2017/01/28 Because the theme of this thread is the topic of economics, based upon the work of Adam Smith, it is appropriate to cite more current thinking.
The Columbus Dispatch published an editorial on the subject of free trade:http://www.dispatch.com/opinion/2017012 ... ter-cheese
The editorial lays out the principles and benefits of free trade, and as I read the article I could associate many of the ideas with Smith's work.
The topic was presented for the Ohio audience served by the Dispatch.
However, just as in Smith's time, the editorial concedes the downside of unbridled capitalism and its associated free trade.
Begin Quotation from editorial:
At worst, it could put Ohio cheese makers out of business, depriving dairy workers of their jobs, harming their families and local economies.
Here, in a nutshell, is a statement of the deficiency that has existed throughout human history, certainly in Smith's time, and most assuredly in ours.
The capitalist system, in its brutal competition, certainly has many benefits for the global population in which it operates. However, the losers in the competition have traditionally left to fend for themselves, as companies disintegrate. Over the years, some minor attempts have been made to sustain the losers until they can find work or some legal means of providing for their families, but I do not consider the remedies I know about in the United States (in particular) to be optimum for significant populations.

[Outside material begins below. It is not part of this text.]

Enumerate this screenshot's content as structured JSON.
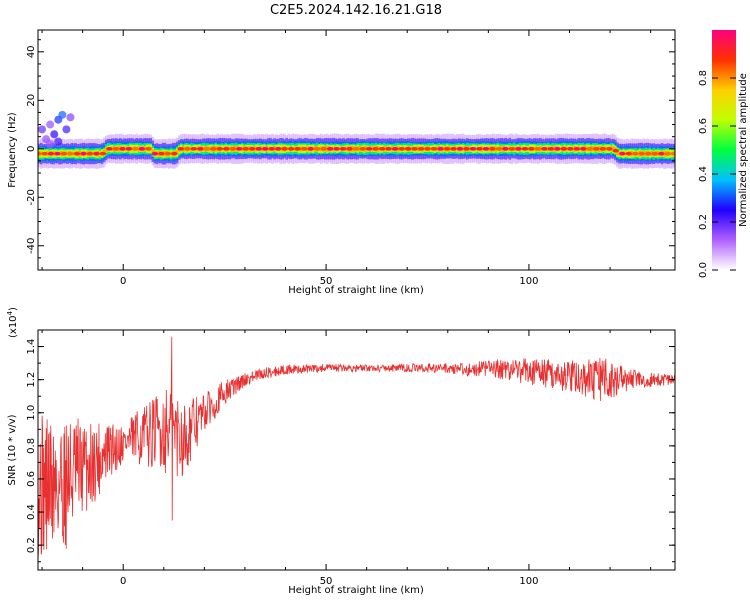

A model of economic activity that exists in the United States in 2017 that might be worth study is the system of farm teams developed by major league baseball.
Major league baseball is a competitive activity on every level, and thus seems to me to be a decent example of the capitalist system at work. Employees compete within each team for the positions that are available. Meanwhile, many major league teams have formed associations with smaller regional teams where employees can develop their skills under less pressure than exists at the major league level.
I am trying to imagine how the United States might organize "farm teams" of displaced workers to perform tasks for which they are qualified, while simultaneously attempting to improve their skills to better compete for new work opportunities that are evolving along with advancing technology and changing tastes and preferences of consumers.
The present system that I am seeing consists of displaced workers going into a temporary out-of-work support system, and eventually timing out of that, so that they are unemployed or have positions that barely sustain life, and which have very little of the features that create a productive and rewarding life.
The challenge facing anyone who would like to hire poorly qualified workers is how to create products and services in competition with major league competitors on the world stage.
Farm teams work in the baseball field of activity because there are local audiences who are willing to pay lesser amounts to attend games, and employees are willing to accept correspondingly lower remuneration. However, from my observation, the quality of play is quite high, and again from observation, it seems to me that both employees and customers find the time they spend together satisfying.
May every member of The Knowledge forum grow financially, intellectually, socially and beyond.